DP: Ja, es gab eine sehr spezifische Auswahl, was man sich erlaubt hat zu zeigen. Sich dadurch zu denken, welche primär raumbildenden Elementen gezeigt wurden, von einem Raum, den es so nicht mehr gibt. Ich kann in dem Raum noch Spuren finden, mit der Karte kann ich die Essenz herausarbeiten. Mit Bildern, Gemälden finde ich es viel schwerer, vielleicht ist das für Kunsthistorikerinnen anders, aber da ist für mich der Referenzrahmen nicht transparent. In der Karte verstehe ich die Maßstäblichkeit, da habe ich einen festen Referenzrahmen. Natürlich ist das auch ein Handwerk, der Detailreichtum.

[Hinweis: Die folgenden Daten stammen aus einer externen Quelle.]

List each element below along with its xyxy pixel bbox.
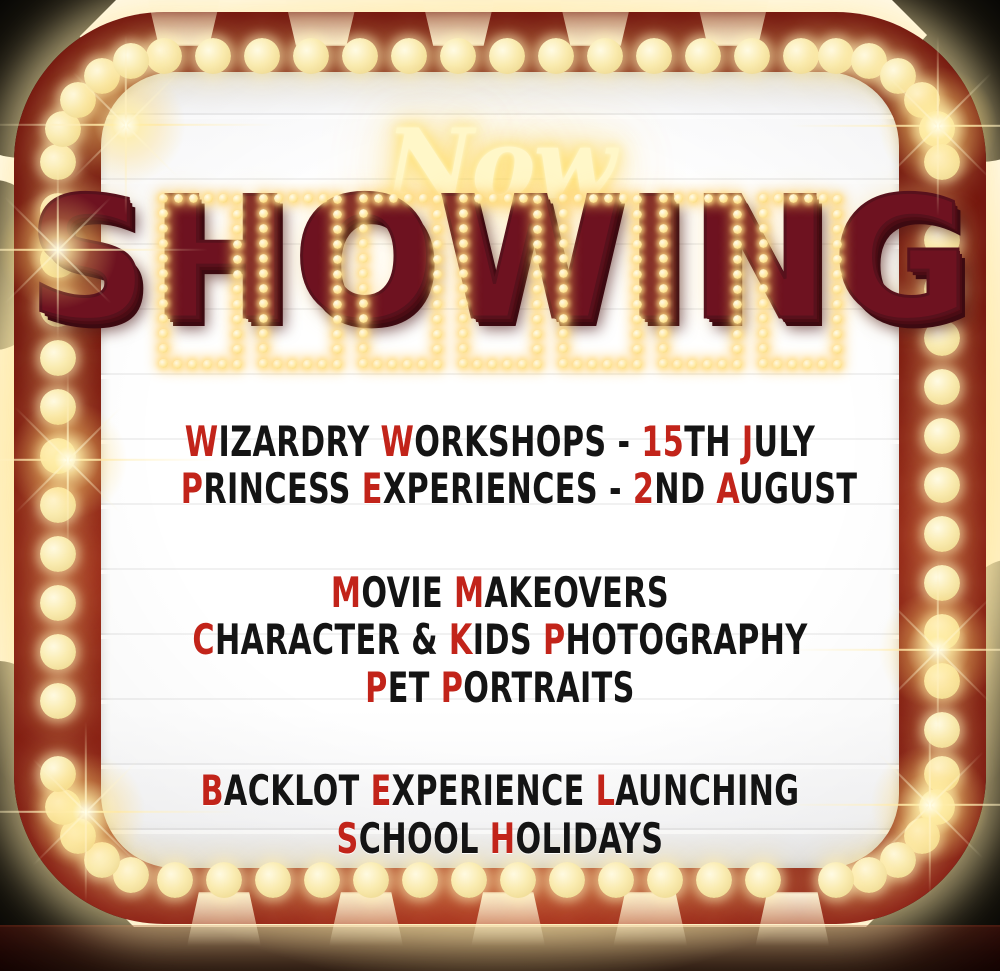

KW: Du sagt, der Referenzrahmen Karte – also Perspektive, Strichstärke, Farbe, diese Codes, selbst wenn sie von einer Karte von vor 500 Jahren sind – ist leichter zu lesen als andere symbolische oder ikonografische Elemente?
DP: Die Raumstruktur aus Landmarken und Flächen hat sich oft gar nicht geändert, das sind oft ähnliche Elemente, die unseren Blick im Raum strukturieren, wie wir uns in ihm bewegen. Das Verrückte an der Karte ist die gleichzeitige Darstellung, die ich im Raum ja nur nacheinander erzählen oder abschreiten kann. In der Karte springt einem das alles gleichzeitig entgegen.
KW: Hast du eine historische Lieblingskarte?
DP: Da gibt es einige Lieblingskarten, zum Beispiel der Nolli Plan, der ist verrückt.
KW: Was ist der Nolli Plan und was inspiriert dich daran?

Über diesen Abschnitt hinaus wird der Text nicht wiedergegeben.